Tornagrain New Town is a major new housing development outside Inverness in Scotland, not far from the Culloden Battlefield.
The style is what would be called in America "New Urbanism," but in Britain it's more like "New Villagism." The idea is to recreate the geometry and feel of small town life, instead of anonymous suburbs spreading indefinitely in every direction. The eventual plan is for a community of 12,000 people.
The owner and developer of Tornagrain is the Earl of Moray, and one of the big promoters of this kind of development is Prince Charles. Communities like this are the solution being pushed by the British old guard to problems like the housing shortage and the loneliness and alienation of modern life.

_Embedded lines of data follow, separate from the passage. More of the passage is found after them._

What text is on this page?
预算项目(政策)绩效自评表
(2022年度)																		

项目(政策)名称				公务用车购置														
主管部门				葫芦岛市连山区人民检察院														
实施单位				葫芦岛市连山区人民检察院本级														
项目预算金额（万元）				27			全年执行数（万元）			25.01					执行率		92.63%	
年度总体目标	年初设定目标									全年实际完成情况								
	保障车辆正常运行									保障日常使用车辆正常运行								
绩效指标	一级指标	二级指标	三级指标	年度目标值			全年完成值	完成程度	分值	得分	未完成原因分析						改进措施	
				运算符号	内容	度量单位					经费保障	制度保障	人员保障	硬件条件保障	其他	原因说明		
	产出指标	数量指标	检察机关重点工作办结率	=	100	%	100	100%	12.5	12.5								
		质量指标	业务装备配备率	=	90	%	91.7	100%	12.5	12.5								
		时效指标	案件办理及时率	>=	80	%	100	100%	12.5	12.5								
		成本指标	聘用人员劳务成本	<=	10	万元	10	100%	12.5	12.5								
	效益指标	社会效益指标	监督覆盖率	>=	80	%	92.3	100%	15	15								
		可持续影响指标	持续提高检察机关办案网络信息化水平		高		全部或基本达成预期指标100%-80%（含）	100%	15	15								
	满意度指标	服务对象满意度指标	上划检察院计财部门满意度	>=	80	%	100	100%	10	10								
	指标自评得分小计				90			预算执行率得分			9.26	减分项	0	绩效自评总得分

I doubt charming towns are really the solution to modernity's spiritual woes, but, hey, it can't hurt to live in a pretty place.
The town will have a range of prices; this is a block of flats where a 2-bedroom can be had for £137,000, or $175,000. Prices for the town houses seem to start around £200,000 and probably go up quite a bit from there.
I learned about this from the blog of designer Ben Pentreath, who works on the project. Pentreath's blog is a fascinating look at the British elite, people who have flats in London and country places with fabulous gardens, meet their chums for lunch at the Duke of Cambridge, admire restored 1950s Bentleys and Morris Minors, tour estates with the owner, who is referred to by a title like "the indomitable Zara", as guide, and generally wallow as their fabulous Britishness.
I have a strongly ambivalent relationship with these people. On the one hand I love their gardens and their houses, and I share with them a passion for preserving Britain's historic buildings and landscapes. On the other hand their devotion to Victorian landscapes seems to ignore the basic economic realities of both Victorian times, when these landscapes were maintained by badly paid semi-serfs and the nation had to import most of its food, and our own, when the whole apparatus must be constantly subsidized by cash flows from London and the rest of global capitalism. This goes back at least to the eighteenth century, when the gentry began marrying the daughters of rich merchants or Jamaican sugar planters, and continues to this day; I read at least once every year about an amazing historic house restored by a new owner who made a pile of money is some kind of stock speculation.
And, really, what does this kind of small Britain nostalgia have for most of its inhabitants, or the world's? Tornagrain looks like a great place for 12,000 people to live, but in Britain millions of people live in crappy flats, many in dangerous towers like the one that burned in London a few years ago; not much hope we'll be able to house them in villages. Nor is there much hope we'll be able to feed 7 billion using Victorian methods. Sometimes the whole back-traditional-farming-and-traditional-communities thing feels like a fad for a few rich people. But I suppose it's too much to ask that the Earl of Moray would solve all our problems, and at least he has provided some housing within the reach of ordinary working folks. So I will let this be what it is, a housing development prettier and better-thought-out than most others, and give thanks that someone with power cares about preserving the landscape that much of Britain a wonderful place.